Max nodded, and though his mouth held the shape of a little smile, his eyes were sad. “There was a huge snowstorm, and when I heard voices outside I was worried that someone’s car had gotten stuck. But it was just you. You and your dad. I’m not sure I’ve ever seen you look so happy.”

Something vicious ripped through me at the mention of my dad. A desperate longing, a desire to go back to a time when my hand disappeared completely in his. Those days were too short, too fleeting, and the pain that had built up between us seemed insurmountable. And yet, for just a moment all of that fell away. Nothing mattered but the fact that on the very night that I needed him most, he was there.

 

My mother was unusually harsh that night. I don’t remember what I did or what she said, but I do know that she was angry enough to hit me. I was far too old for spankings, though I had endured the shame of that particular punishment much longer than I should have. But at a willowy eleven years old I already stood as high as my mom’s
shoulder, and no matter how furious she was, spanking was obviously out of the question. So she slapped me.

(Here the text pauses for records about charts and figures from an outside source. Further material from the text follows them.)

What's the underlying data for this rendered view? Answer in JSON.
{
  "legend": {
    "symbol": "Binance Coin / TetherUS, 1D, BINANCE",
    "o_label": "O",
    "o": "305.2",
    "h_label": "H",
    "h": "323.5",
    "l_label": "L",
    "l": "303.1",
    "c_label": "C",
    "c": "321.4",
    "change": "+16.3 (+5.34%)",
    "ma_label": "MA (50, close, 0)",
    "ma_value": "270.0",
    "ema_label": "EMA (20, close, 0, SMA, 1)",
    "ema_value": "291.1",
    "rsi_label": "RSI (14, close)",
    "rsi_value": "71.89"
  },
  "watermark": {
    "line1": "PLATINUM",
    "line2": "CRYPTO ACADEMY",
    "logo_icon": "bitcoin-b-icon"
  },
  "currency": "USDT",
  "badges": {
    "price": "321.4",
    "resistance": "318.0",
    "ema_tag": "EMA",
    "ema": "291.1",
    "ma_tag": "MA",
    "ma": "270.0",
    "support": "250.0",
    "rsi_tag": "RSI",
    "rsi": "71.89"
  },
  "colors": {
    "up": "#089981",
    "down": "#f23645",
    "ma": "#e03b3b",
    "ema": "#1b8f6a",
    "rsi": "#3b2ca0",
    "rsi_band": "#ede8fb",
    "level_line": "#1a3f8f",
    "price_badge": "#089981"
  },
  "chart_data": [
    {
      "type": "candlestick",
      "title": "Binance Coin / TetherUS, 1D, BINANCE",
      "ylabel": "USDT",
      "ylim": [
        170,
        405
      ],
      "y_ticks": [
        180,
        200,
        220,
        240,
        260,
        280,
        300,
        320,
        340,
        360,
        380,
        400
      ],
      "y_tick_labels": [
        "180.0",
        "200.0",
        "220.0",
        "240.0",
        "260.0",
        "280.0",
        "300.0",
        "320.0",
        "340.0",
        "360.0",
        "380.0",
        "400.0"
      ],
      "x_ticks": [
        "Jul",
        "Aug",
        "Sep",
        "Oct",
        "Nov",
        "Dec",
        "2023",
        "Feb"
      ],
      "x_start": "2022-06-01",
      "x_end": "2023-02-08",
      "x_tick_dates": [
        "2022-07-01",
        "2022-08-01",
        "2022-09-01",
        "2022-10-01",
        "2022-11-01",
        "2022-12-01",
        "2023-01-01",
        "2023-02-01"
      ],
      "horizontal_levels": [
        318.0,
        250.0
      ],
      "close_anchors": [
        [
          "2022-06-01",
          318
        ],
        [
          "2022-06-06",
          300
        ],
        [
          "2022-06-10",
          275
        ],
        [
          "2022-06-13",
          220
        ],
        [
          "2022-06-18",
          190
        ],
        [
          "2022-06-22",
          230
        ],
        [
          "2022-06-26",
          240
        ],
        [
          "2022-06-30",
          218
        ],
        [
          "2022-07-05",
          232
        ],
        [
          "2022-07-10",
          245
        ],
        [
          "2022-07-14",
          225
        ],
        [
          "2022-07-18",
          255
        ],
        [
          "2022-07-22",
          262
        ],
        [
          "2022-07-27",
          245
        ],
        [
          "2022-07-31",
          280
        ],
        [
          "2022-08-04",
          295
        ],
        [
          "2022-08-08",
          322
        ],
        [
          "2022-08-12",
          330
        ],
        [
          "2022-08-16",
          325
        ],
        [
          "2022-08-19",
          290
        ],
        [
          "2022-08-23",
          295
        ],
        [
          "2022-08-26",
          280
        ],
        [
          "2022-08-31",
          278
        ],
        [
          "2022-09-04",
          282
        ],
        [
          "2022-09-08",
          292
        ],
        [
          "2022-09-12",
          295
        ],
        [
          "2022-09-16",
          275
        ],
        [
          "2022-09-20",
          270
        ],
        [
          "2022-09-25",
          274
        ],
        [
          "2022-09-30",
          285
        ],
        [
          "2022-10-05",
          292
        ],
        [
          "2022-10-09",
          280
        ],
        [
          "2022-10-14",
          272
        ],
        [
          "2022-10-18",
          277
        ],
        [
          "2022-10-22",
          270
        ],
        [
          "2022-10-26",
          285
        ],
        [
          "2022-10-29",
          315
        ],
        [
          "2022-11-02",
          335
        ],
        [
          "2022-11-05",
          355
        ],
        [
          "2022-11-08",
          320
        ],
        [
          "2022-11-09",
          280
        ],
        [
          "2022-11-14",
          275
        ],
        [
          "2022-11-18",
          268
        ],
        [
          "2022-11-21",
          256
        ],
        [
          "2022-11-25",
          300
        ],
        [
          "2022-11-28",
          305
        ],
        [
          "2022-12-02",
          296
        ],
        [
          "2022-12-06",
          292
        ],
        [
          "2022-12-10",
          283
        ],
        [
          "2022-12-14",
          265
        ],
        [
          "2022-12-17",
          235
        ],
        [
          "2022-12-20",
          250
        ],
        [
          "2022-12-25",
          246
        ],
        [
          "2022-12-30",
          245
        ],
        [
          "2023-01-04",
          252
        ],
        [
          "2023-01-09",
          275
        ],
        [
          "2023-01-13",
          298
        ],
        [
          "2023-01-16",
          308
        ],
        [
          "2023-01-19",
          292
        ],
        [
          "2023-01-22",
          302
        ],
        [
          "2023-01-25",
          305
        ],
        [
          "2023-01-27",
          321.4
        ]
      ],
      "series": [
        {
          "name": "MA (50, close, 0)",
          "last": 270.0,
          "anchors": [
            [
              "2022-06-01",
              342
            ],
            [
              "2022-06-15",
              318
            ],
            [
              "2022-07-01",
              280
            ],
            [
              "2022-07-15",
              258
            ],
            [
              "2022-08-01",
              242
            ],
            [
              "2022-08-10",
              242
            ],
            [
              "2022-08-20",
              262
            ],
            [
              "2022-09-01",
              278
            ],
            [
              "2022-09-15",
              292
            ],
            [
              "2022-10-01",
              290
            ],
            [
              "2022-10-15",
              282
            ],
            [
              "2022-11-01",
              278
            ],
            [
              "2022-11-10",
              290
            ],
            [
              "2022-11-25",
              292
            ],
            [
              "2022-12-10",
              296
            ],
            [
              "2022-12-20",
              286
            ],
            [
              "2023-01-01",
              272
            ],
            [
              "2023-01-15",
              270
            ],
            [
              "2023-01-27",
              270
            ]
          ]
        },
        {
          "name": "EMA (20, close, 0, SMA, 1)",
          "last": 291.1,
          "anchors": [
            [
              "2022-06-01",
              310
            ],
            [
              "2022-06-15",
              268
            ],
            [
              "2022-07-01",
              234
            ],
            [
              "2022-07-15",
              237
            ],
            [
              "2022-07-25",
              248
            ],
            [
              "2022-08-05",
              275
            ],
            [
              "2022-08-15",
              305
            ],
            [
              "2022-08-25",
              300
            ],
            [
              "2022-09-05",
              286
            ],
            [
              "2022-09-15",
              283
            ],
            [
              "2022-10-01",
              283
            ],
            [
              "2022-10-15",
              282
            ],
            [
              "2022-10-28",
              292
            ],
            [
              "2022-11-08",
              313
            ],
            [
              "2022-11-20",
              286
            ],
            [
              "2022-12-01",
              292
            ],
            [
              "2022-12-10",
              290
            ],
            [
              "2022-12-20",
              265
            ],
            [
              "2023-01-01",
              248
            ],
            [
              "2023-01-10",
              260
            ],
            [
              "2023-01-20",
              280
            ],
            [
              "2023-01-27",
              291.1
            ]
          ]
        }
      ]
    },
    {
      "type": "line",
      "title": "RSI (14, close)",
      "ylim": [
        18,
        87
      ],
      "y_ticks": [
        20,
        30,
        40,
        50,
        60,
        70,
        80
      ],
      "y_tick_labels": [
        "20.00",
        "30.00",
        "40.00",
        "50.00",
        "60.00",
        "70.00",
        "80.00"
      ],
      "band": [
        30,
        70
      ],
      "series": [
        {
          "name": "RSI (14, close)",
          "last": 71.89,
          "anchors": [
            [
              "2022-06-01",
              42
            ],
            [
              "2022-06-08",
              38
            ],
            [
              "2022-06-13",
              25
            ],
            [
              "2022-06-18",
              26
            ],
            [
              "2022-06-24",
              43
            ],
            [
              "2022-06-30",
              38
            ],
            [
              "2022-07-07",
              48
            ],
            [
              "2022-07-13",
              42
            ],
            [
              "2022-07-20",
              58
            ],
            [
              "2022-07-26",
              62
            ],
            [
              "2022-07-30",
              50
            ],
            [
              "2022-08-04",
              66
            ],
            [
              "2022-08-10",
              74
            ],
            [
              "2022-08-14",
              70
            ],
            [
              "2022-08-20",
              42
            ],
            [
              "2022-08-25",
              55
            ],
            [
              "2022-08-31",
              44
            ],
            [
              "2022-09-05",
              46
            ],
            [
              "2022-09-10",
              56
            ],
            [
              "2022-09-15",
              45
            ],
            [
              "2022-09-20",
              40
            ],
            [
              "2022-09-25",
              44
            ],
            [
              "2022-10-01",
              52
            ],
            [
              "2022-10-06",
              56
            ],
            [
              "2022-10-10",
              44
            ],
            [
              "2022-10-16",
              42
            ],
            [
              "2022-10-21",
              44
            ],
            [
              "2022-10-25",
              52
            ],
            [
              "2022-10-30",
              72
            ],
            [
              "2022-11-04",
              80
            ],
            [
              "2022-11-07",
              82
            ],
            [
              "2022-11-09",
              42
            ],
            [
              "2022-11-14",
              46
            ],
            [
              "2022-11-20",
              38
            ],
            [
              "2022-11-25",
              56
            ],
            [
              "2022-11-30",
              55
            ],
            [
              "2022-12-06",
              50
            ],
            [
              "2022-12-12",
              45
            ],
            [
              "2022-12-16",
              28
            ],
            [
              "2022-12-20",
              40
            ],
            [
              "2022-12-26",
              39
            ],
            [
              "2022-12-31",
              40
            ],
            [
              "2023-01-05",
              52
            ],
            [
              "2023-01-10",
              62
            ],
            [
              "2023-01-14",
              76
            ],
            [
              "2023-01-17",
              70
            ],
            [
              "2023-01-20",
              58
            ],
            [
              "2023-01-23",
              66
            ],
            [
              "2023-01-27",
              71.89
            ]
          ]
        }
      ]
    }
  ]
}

It was a rather pathetic attempt at discipline, and her open-handed smack across my cheek was weakened by her intoxicated state. But it stung all the same, and tears sprang to my eyes even before she turned away.

“Go to your room,” she barked. But that was the last thing she had to tell me. I couldn’t wait to escape.

The room was cold, and frost formed on the darkened window in patterns that dipped and curled. I shut the door behind me and paused with my hand on the lock. It would feel so good to make the quarter turn that would close me in an impenetrable fortress, but I didn’t dare. Bev hated it when I bolted my door, and I knew that if she came to continue our argument and found herself locked out it would only stoke her fury.

I settled for climbing into my bed fully clothed and pulling the blankets up to the tops of my ears. Only my eyes poked out, and as I lay in the long shadows of a winter night, I watched the world outside my window for some sign that everything would be okay. All I could see was frost.

She had yelled at me before. She had hit me before. But something about the abuse that night burrowed deep inside me and leaked a slow, sad poison. Usually I could close myself off, exist in some quiet, inner place where I
had the strength to breathe in and breathe out—to ignore what she had done. Not that night.

I tried to cry quietly, but each sob was torn from some secret place that held tight to such troublesome emotions. Soon I was burying my face in the pillow, trying to muffle the sound of my heart breaking for what had to be the hundredth time. I don’t know how long I huddled there in the dark, but by the time my tears began to wane it was hours past dark.